Sanità pubblica, la Cgil lancia l’allarme: «Al Civile mancano 300 infermieri»

Scritto il 19/06/2026
da Redazione

La carenza di infermieri, il sottofinanziamento della sanità pubblica e le difficoltà di reclutamento continuano a preoccupare il mondo sindacale. A rilanciare il tema è la Fp Cgil, che nella giornata del 18 giugno ha organizzato un presidio davanti agli Spedali Civili di Brescia nell’ambito della campagna nazionale per la raccolta firme a sostegno delle proposte di legge di iniziativa popolare su sanità pubblica e diritti negli appalti. L’iniziativa è stata anche l’occasione per accendere i riflettori sulle criticità che interessano il sistema sanitario lombardo e, in particolare, uno dei principali ospedali della regione.

Al Civile mancano 300 infermieri

A evidenziare il problema è stato Michele Vannini, segretario nazionale della Fp Cgil con delega alla Sanità, intervenuto nel corso della giornata.

Gli Spedali Civili rappresentano il luogo simbolico per questo presidio: qui mancano circa 300 infermieri e il tetto alle assunzioni consentirebbe di assumerne soltanto una cinquantina, ha dichiarato.

Secondo il dirigente sindacale, la difficoltà nel reperire personale non rappresenta un fenomeno isolato ma il risultato di una crisi più ampia che coinvolge l'intero sistema sanitario nazionale.

Da due anni i posti disponibili nei corsi di laurea in Infermieristica superano il numero degli iscritti. È un segnale evidente di quanto la professione stia perdendo attrattività e di come le condizioni di lavoro all’interno degli ospedali siano diventate sempre più difficili, ha aggiunto.

Sanità pubblica e investimenti

Nel corso dell’iniziativa, la Fp Cgil ha ribadito la necessità di rafforzare il finanziamento del Servizio sanitario nazionale, richiamando il tema degli investimenti pubblici.

La sanità rappresenta un patrimonio da difendere e uno strumento fondamentale per garantire il diritto alla salute previsto dall’articolo 32 della Costituzione, ha sottolineato Vannini.
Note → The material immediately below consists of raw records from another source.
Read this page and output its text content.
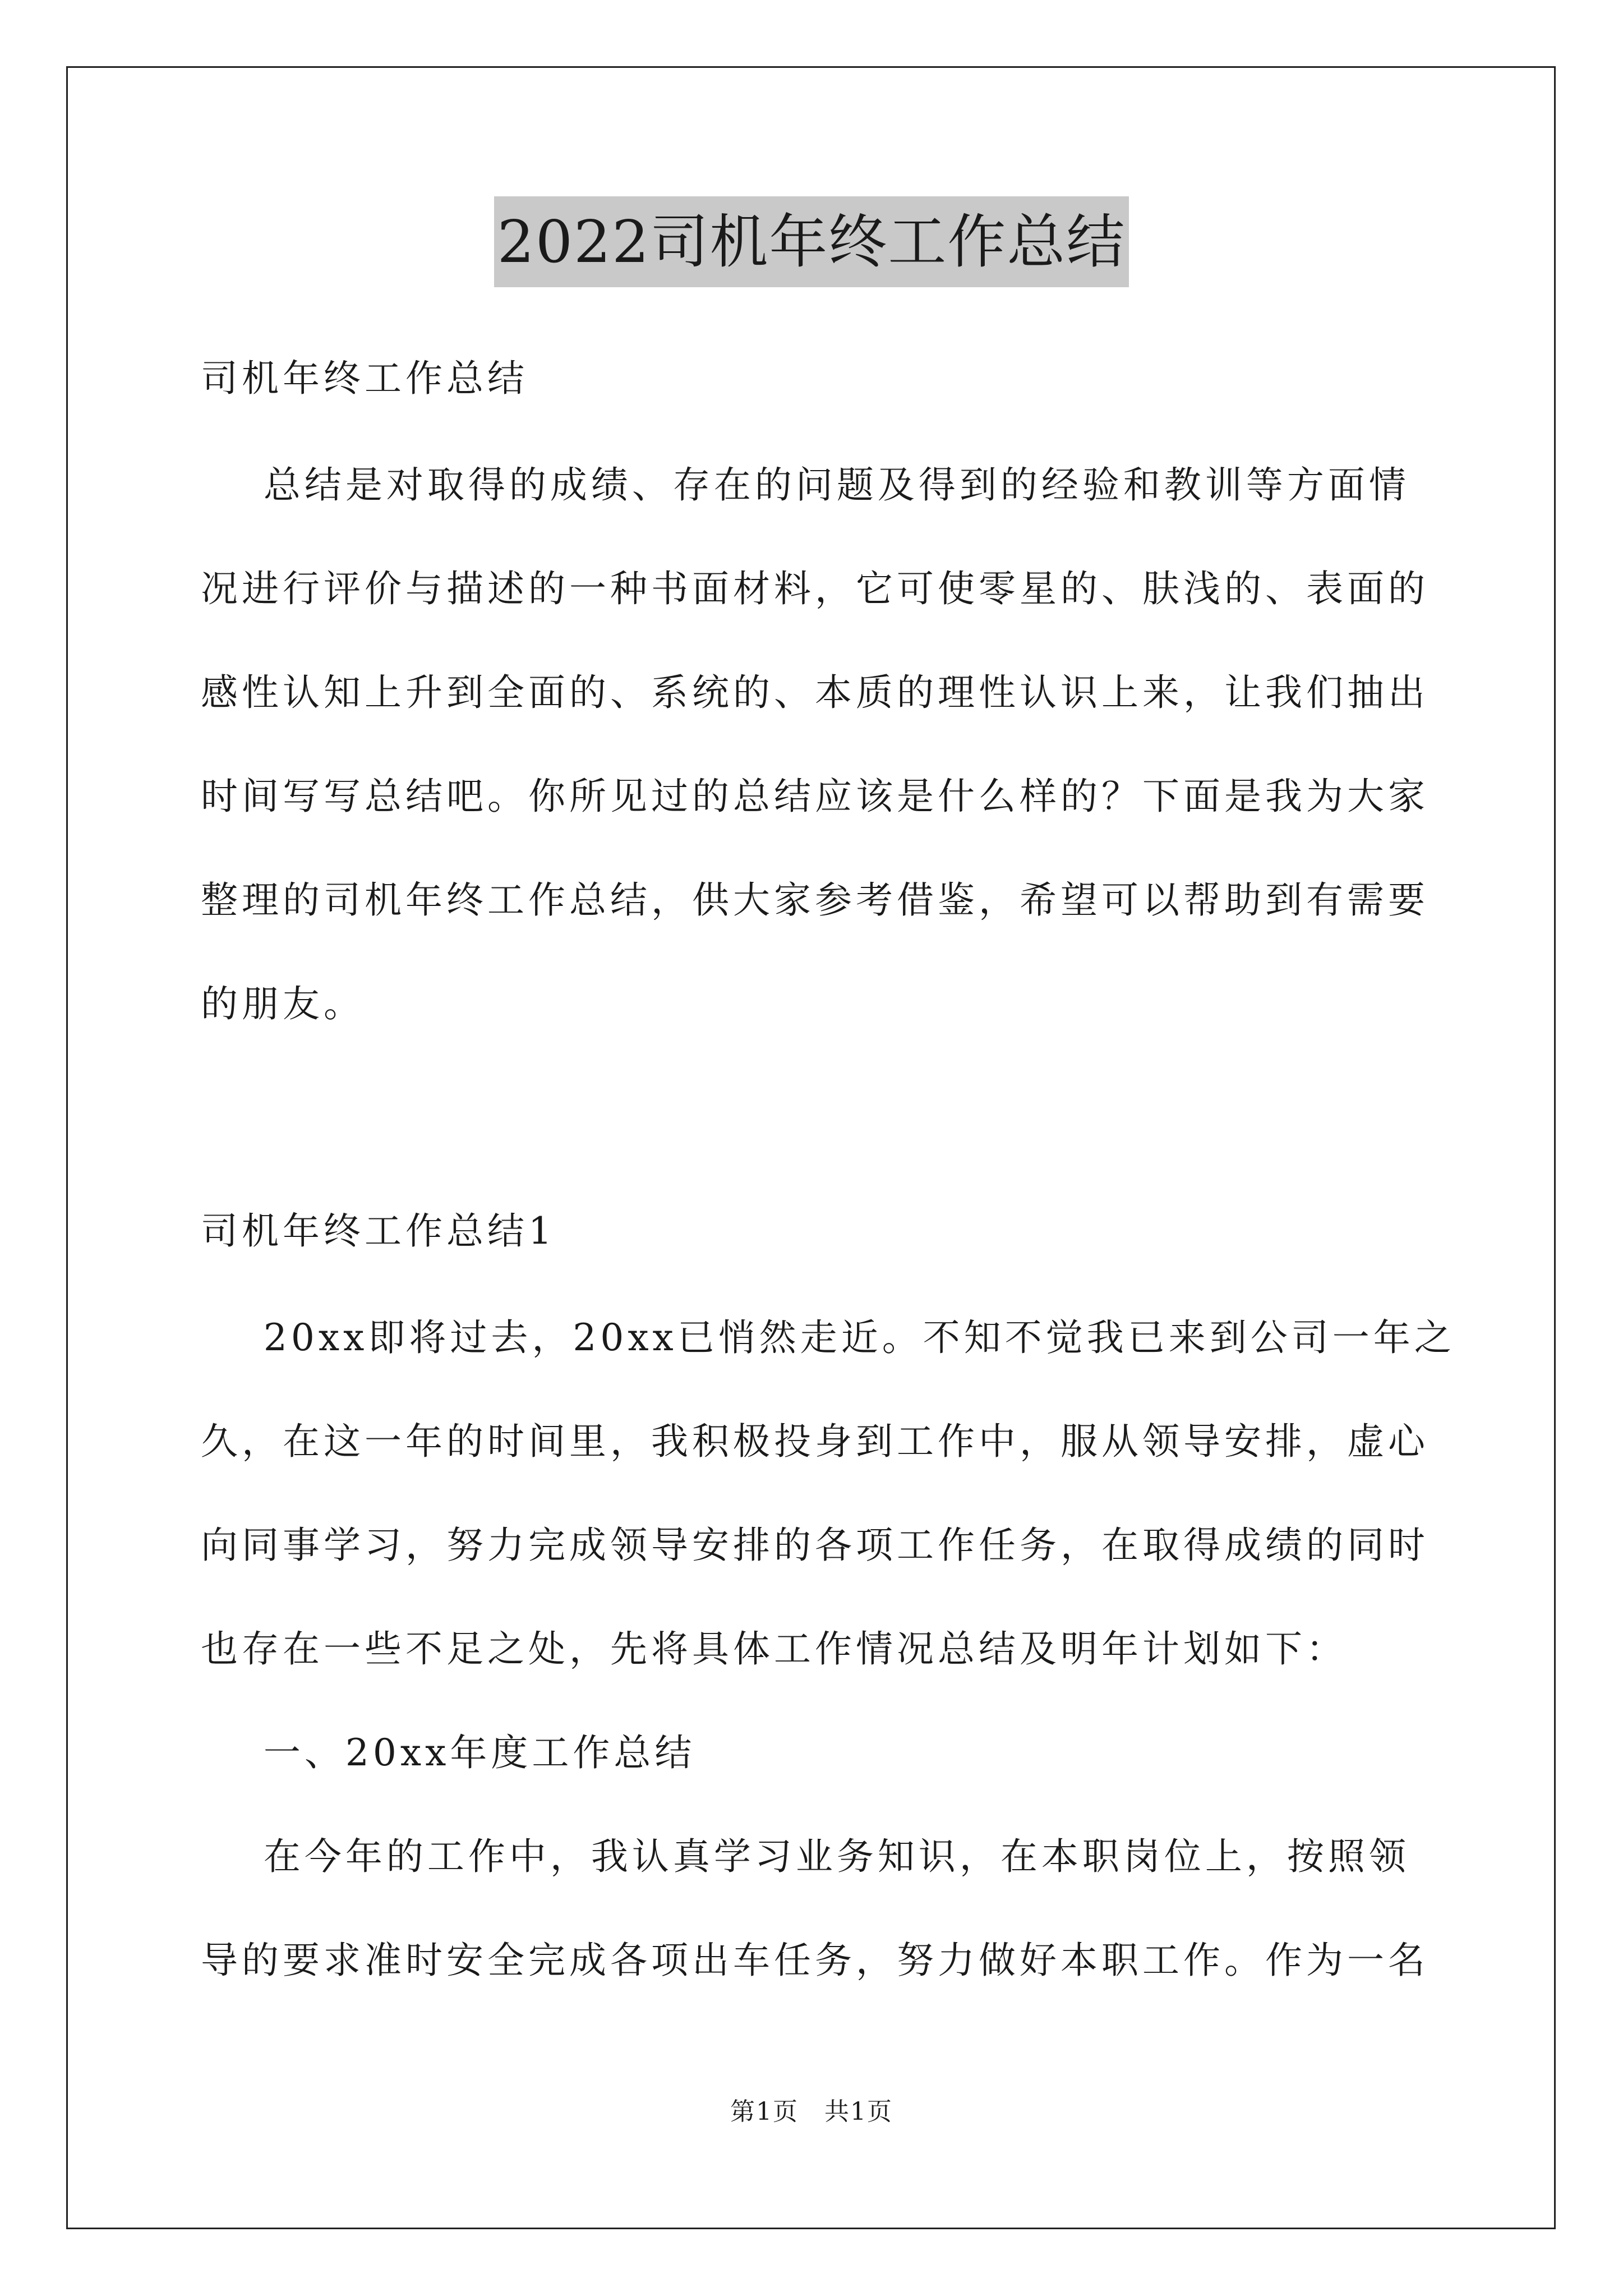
2022司机年终工作总结
司机年终工作总结
总结是对取得的成绩、存在的问题及得到的经验和教训等方面情
况进行评价与描述的一种书面材料，它可使零星的、肤浅的、表面的
感性认知上升到全面的、系统的、本质的理性认识上来，让我们抽出
时间写写总结吧。你所见过的总结应该是什么样的？下面是我为大家
整理的司机年终工作总结，供大家参考借鉴，希望可以帮助到有需要
的朋友。
司机年终工作总结1
20xx即将过去，20xx已悄然走近。不知不觉我已来到公司一年之
久，在这一年的时间里，我积极投身到工作中，服从领导安排，虚心
向同事学习，努力完成领导安排的各项工作任务，在取得成绩的同时
也存在一些不足之处，先将具体工作情况总结及明年计划如下：
一、20xx年度工作总结
在今年的工作中，我认真学习业务知识，在本职岗位上，按照领
导的要求准时安全完成各项出车任务，努力做好本职工作。作为一名
第1页　共1页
Secondo il sindacato, il sistema sanitario italiano continua a rappresentare un’eccellenza, ma risente degli effetti di anni di sottofinanziamento e di una spesa sanitaria che resta inferiore rispetto a quella di molti altri Paesi europei.
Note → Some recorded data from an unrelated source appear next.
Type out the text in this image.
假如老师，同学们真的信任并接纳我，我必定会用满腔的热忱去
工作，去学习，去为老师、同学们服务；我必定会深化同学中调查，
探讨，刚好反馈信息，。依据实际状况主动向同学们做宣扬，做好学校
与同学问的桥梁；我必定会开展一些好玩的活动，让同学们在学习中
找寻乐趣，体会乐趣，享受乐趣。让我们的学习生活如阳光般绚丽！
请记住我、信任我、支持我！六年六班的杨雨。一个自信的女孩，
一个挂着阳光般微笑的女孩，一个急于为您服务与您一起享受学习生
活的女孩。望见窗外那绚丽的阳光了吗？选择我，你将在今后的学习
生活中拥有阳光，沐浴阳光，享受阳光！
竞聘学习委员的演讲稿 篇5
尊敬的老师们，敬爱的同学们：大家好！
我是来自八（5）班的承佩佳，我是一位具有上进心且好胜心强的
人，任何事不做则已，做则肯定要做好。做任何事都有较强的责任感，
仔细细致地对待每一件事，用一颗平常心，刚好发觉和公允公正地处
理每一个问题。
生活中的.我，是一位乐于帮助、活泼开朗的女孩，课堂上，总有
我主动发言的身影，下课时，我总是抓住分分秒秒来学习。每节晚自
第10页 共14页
Infermieri sempre più difficili da reperire

Il tema della carenza infermieristica è ormai al centro del dibattito nazionale. Pensionamenti, dimissioni volontarie, migrazione verso l’estero e riduzione dell’interesse per i corsi di laurea stanno contribuendo a ridurre il numero di professionisti disponibili.
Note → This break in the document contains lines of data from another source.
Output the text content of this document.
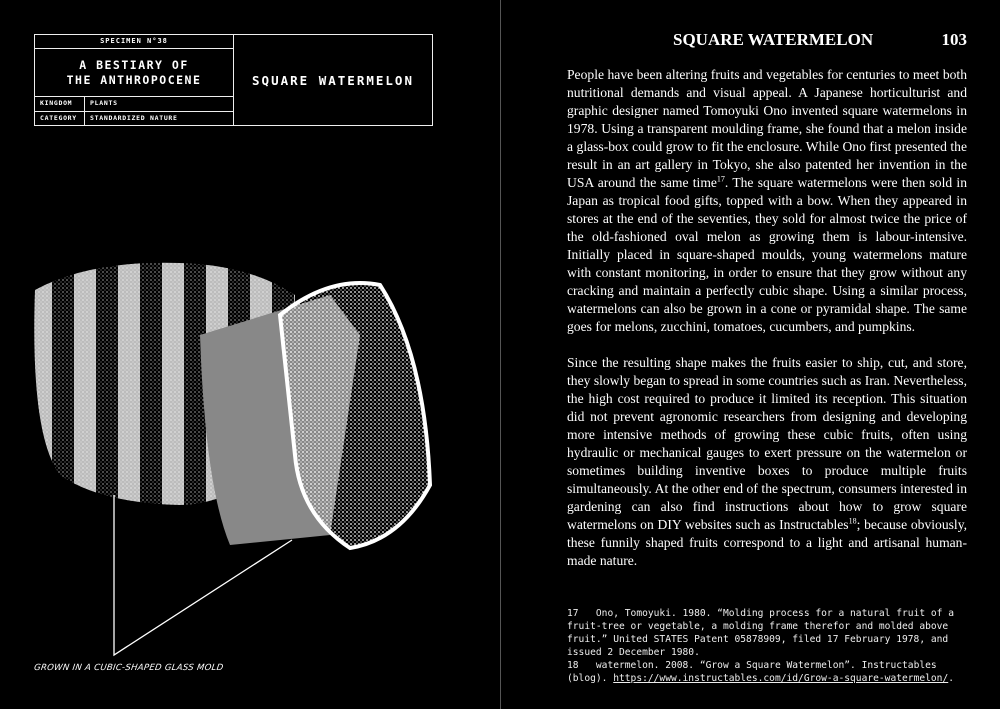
SPECIMEN N°38
A BESTIARY OF
THE ANTHROPOCENE
KINGDOM	PLANTS
CATEGORY	STANDARDIZED NATURE
SQUARE WATERMELON
GROWN IN A CUBIC-SHAPED GLASS MOLD
SQUARE WATERMELON	103

People have been altering fruits and vegetables for centuries to meet both nutritional demands and visual appeal. A Japanese horticulturist and graphic designer named Tomoyuki Ono invented square watermelons in 1978. Using a transparent moulding frame, she found that a melon inside a glass-box could grow to fit the enclosure. While Ono first presented the result in an art gallery in Tokyo, she also patented her invention in the USA around the same time$^{17}$. The square watermelons were then sold in Japan as tropical food gifts, topped with a bow. When they appeared in stores at the end of the seventies, they sold for almost twice the price of the old-fashioned oval melon as growing them is labour-intensive. Initially placed in square-shaped moulds, young watermelons mature with constant monitoring, in order to ensure that they grow without any cracking and maintain a perfectly cubic shape. Using a similar process, watermelons can also be grown in a cone or pyramidal shape. The same goes for melons, zucchini, tomatoes, cucumbers, and pumpkins.

Since the resulting shape makes the fruits easier to ship, cut, and store, they slowly began to spread in some countries such as Iran. Nevertheless, the high cost required to produce it limited its reception. This situation did not prevent agronomic researchers from designing and developing more intensive methods of growing these cubic fruits, often using hydraulic or mechanical gauges to exert pressure on the watermelon or sometimes building inventive boxes to produce multiple fruits simultaneously. At the other end of the spectrum, consumers interested in gardening can also find instructions about how to grow square watermelons on DIY websites such as Instructables$^{18}$; because obviously, these funnily shaped fruits correspond to a light and artisanal human-made nature.

17 Ono, Tomoyuki. 1980. “Molding process for a natural fruit of a fruit-tree or vegetable, a molding frame therefor and molded above fruit.” United STATES Patent 05878909, filed 17 February 1978, and issued 2 December 1980.
18 watermelon. 2008. “Grow a Square Watermelon”. Instructables (blog). https://www.instructables.com/id/Grow-a-square-watermelon/.
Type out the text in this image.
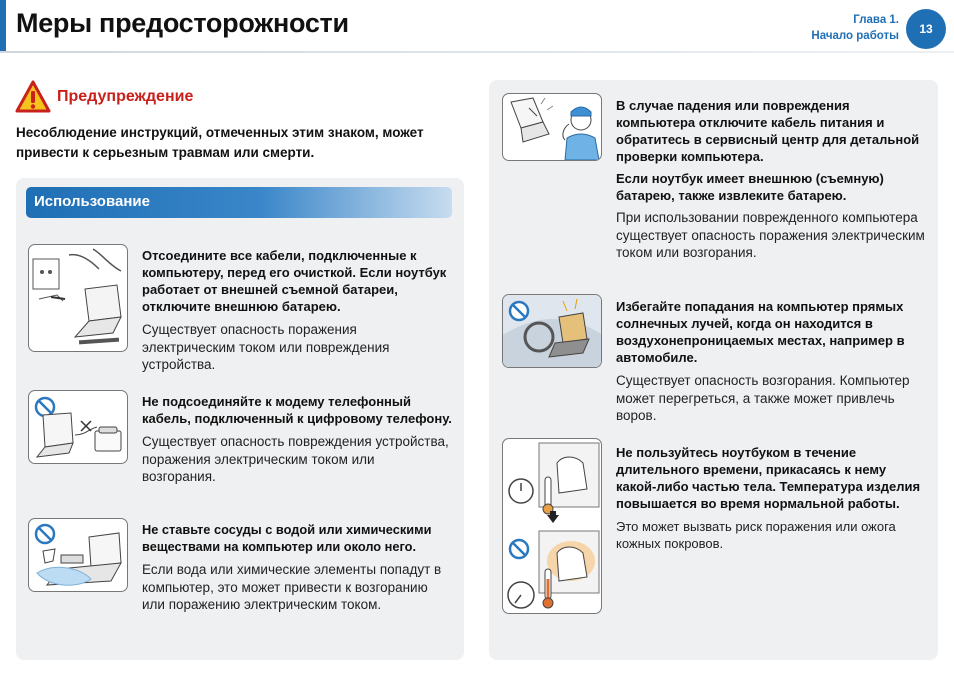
Меры предосторожности	Глава 1.
Начало работы	13
Предупреждение
Несоблюдение инструкций, отмеченных этим знаком, может привести к серьезным травмам или смерти.
Использование
Отсоедините все кабели, подключенные к компьютеру, перед его очисткой. Если ноутбук работает от внешней съемной батареи, отключите внешнюю батарею.
Существует опасность поражения электрическим током или повреждения устройства.
Не подсоединяйте к модему телефонный кабель, подключенный к цифровому телефону.
Существует опасность повреждения устройства, поражения электрическим током или возгорания.
Не ставьте сосуды с водой или химическими веществами на компьютер или около него.
Если вода или химические элементы попадут в компьютер, это может привести к возгоранию или поражению электрическим током.
В случае падения или повреждения компьютера отключите кабель питания и обратитесь в сервисный центр для детальной проверки компьютера.
Если ноутбук имеет внешнюю (съемную) батарею, также извлеките батарею.
При использовании поврежденного компьютера существует опасность поражения электрическим током или возгорания.
Избегайте попадания на компьютер прямых солнечных лучей, когда он находится в воздухонепроницаемых местах, например в автомобиле.
Существует опасность возгорания. Компьютер может перегреться, а также может привлечь воров.
Не пользуйтесь ноутбуком в течение длительного времени, прикасаясь к нему какой-либо частью тела. Температура изделия повышается во время нормальной работы.
Это может вызвать риск поражения или ожога кожных покровов.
Una situazione che interessa anche la Lombardia, dove numerose aziende sanitarie segnalano difficoltà nel coprire gli organici e nel garantire il turnover del personale.

Per la Fp Cgil, il problema non può essere affrontato esclusivamente attraverso nuove assunzioni, ma richiede interventi strutturali capaci di rendere nuovamente attrattive le professioni sanitarie, migliorando retribuzioni, condizioni di lavoro, sicurezza e prospettive di carriera.

Nel corso della manifestazione è stato inoltre ribadito come le criticità non riguardino esclusivamente il personale impiegato nelle strutture pubbliche.

Quando parliamo di sanità pubblica non dobbiamo pensare soltanto agli ospedali, ma anche alle RSA, ai servizi territoriali e a tutti i lavoratori che operano nel settore sociosanitario, hanno sottolineato i rappresentanti della Cgil bresciana.

La giornata si è conclusa con l’iniziativa “Voci dagli ospedali di Gaza”, un momento di approfondimento dedicato alle conseguenze dei conflitti sui sistemi sanitari e sul lavoro degli operatori della salute.